Advisors highlight NFL 401(k) for standout 200 percent match

Advisors highlight NFL 401(k) for standout 200 percent match
From left: WFA advisor Brandon Wilson and Stephen Philipson, US Bank
As the NFL Draft unfolds and rookies sign their first contracts, advisors point to the league’s Second Career Savings Plan that offers a 2-for-1 employer match on contributions — well above typical workplace 401(k) structures.
APR 24, 2026

First round draft picks in this year’s NFL Draft are expected to sign contracts worth between $16 million and upwards of $55 million, but they’ll also gain access to a 401(k) plan being lauded by financial advisors for its generous employer match.

Most U.S. 401(k) plans offer employer matches of roughly 3% to 4% of salary, often structured as 50 cents on the dollar up to 6% of pay. Under the NFL’s 401(k), called the Second Career Savings Plan, teams contribute two dollars for every dollar a player contributes—effectively serving a 200% match. Employee contributions are capped at $24,500 for 2026, meaning total annual contributions could reach $73,500 before investment returns.

“It’s free money, basically, You're crazy not to do it,” said Brandon Wilson, a former NFL player turned advisor for WFA, a Louisiana-based firm affiliated with RFG Advisory. “There's a lot of benefits. You got the 401K, you got the CAP plan [Capital Accumulation Plan], you get the annuity, a pension. You get five years of free insurance when you're done playing, you get severance. It’s great for the players.”

Players need at least three credited seasons to become vested over a multi-year schedule the NFL’s 401(k) plan, as explained by St. Louis-based advisory firm Moment Private Wealth.

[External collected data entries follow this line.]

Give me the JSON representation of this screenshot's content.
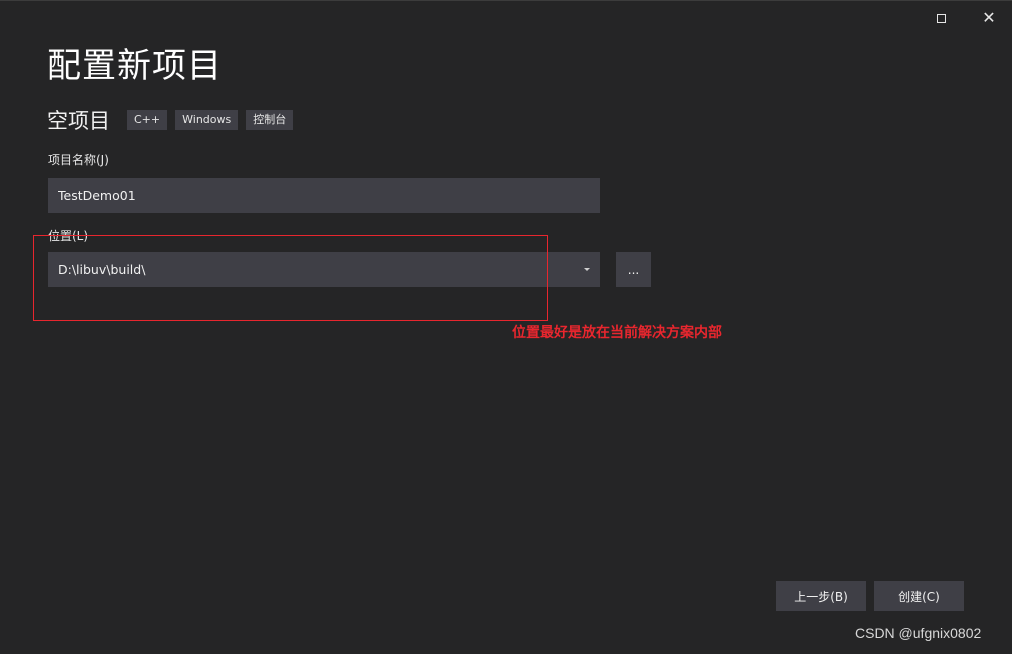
{
  "window": {
    "maximize_icon": "maximize-icon",
    "close_icon": "close-icon",
    "close_glyph": "✕"
  },
  "page": {
    "title": "配置新项目"
  },
  "template": {
    "name": "空项目",
    "tags": [
      "C++",
      "Windows",
      "控制台"
    ]
  },
  "project_name": {
    "label": "项目名称(J)",
    "value": "TestDemo01"
  },
  "location": {
    "label": "位置(L)",
    "value": "D:\\libuv\\build\\",
    "browse_label": "..."
  },
  "annotation": {
    "text": "位置最好是放在当前解决方案内部",
    "color": "#e8262e"
  },
  "footer": {
    "back_label": "上一步(B)",
    "create_label": "创建(C)"
  },
  "watermark": {
    "text": "CSDN @ufgnix0802"
  },
  "colors": {
    "background": "#252526",
    "control": "#3f3f46",
    "text": "#f1f1f1",
    "annotation": "#e8262e"
  }
}
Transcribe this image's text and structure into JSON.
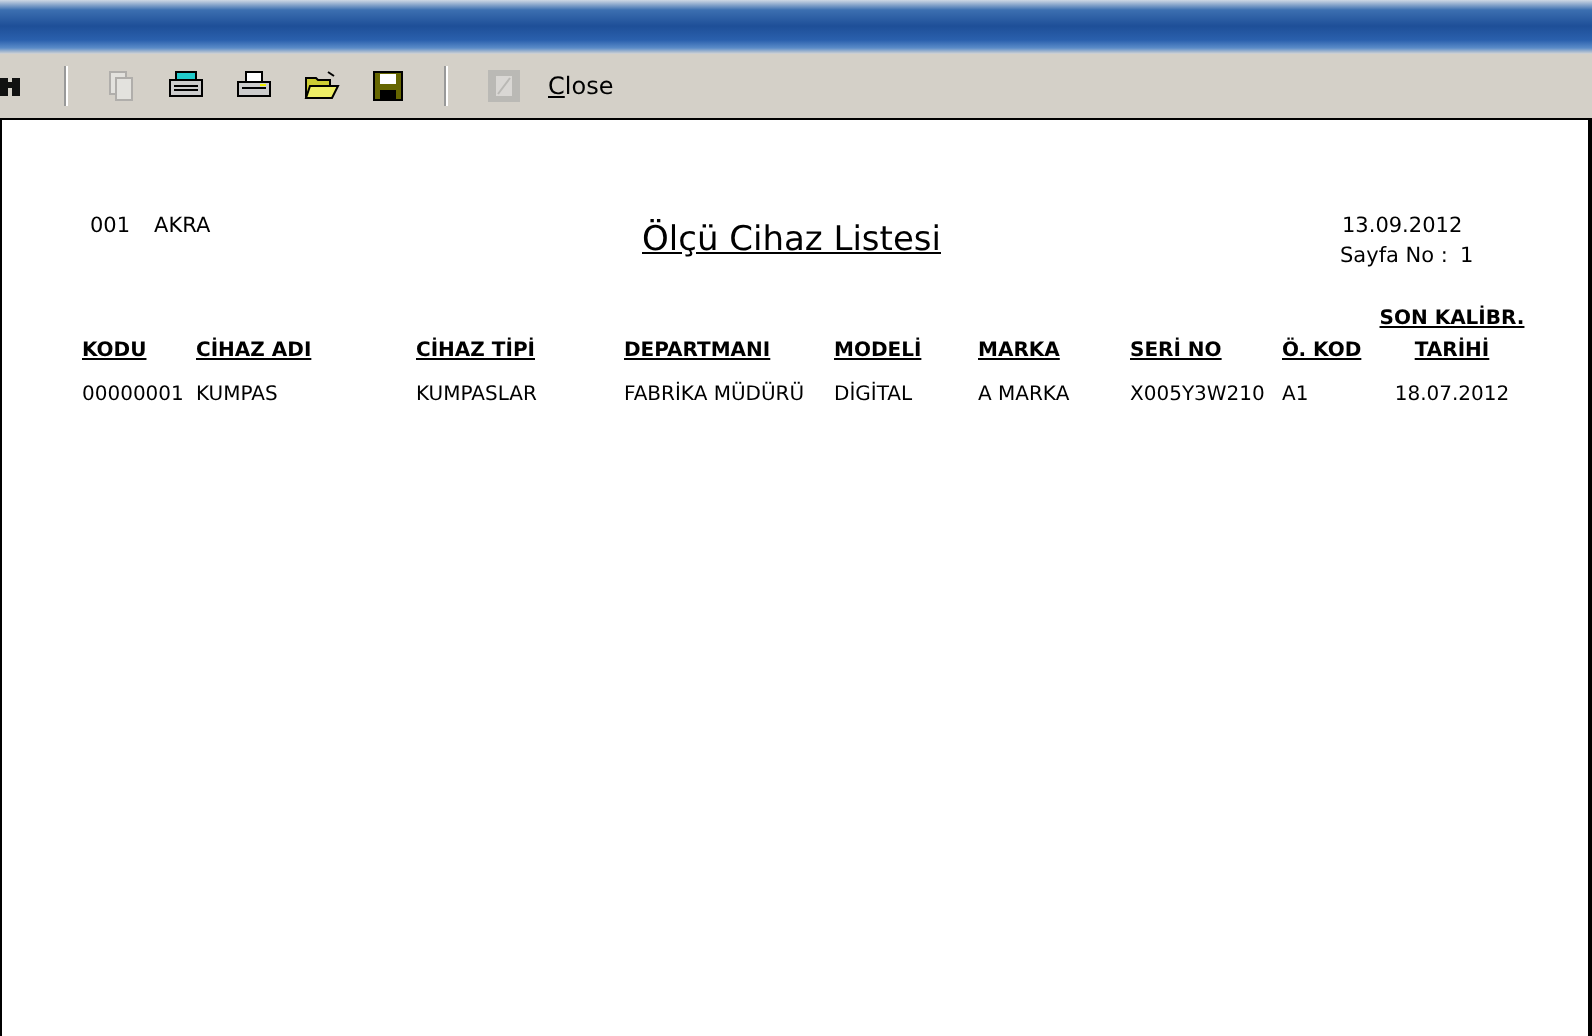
{
  "toolbar": {
    "buttons": [
      {
        "kind": "binoculars",
        "disabled": false
      },
      {
        "kind": "separator"
      },
      {
        "kind": "page",
        "disabled": true
      },
      {
        "kind": "printer-setup",
        "disabled": false
      },
      {
        "kind": "printer",
        "disabled": false
      },
      {
        "kind": "open",
        "disabled": false
      },
      {
        "kind": "save",
        "disabled": false
      },
      {
        "kind": "separator"
      },
      {
        "kind": "export",
        "disabled": true
      },
      {
        "kind": "text",
        "label": "Close",
        "disabled": false
      }
    ]
  },
  "report": {
    "company_code": "001",
    "company_name": "AKRA",
    "title": "Ölçü Cihaz Listesi",
    "date": "13.09.2012",
    "page_label": "Sayfa No :",
    "page_number": "1",
    "columns": [
      "KODU",
      "CİHAZ ADI",
      "CİHAZ TİPİ",
      "DEPARTMANI",
      "MODELİ",
      "MARKA",
      "SERİ NO",
      "Ö. KOD",
      "SON KALİBR.\nTARİHİ"
    ],
    "rows": [
      [
        "00000001",
        "KUMPAS",
        "KUMPASLAR",
        "FABRİKA MÜDÜRÜ",
        "DİGİTAL",
        "A MARKA",
        "X005Y3W210",
        "A1",
        "18.07.2012"
      ]
    ]
  }
}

A “credited season” amounts to appearing on a roster for three or more regular or post-season games, according to Moment Private Wealth advisor Scott Morrison. 

“Rookies are automatically enrolled. The contribution starts with their first paycheck. Most won't touch the settings. Most won't know what they're invested in. Most won't understand what they're sitting on,” Morrison wrote on LinkedIn. “That's the gap between an athlete who builds wealth and one who doesn't. And it starts before the first regular-season snap.”

The NFL Players Association's Financial Advisors Registration Program is the union’s established program for providing players with access to financial advisors. Institutions that have been approved as member firms over the years include Ameriprise, UBS, Goldman Sachs, Bessemer Trust, Morgan Stanley and Bernstein Private Wealth.

U.S. Bank announced a multi-year deal earlier this month to become the NFL’s official bank and wealth management sponsor. U.S. Bank’s new Financial Edge program will provide financial guidance to players through seminars and one-on-one educational coaching. 

“Wealth advisors will be serving players where they are, so whether it's in a market where they're playing or if they have a home base that they would prefer to have an advisor in, they'll be in that market,” Stephen Philipson, US Bank’s vice chair and head of wealth, corporate, commercial and institutional banking, told InvestmentNews.

Quarterback Fernando Mendoza, who was picked first overall by the Las Vegas Raiders on Thursday, was named chief financial playmaker at US Bank to assist with developing programming for Financial Edge. Former NFL player Steven Israel has been hired as a wealth management consultant at US Bank; he previously worked at JPMorgan Private Bank and Bank of America Private Bank.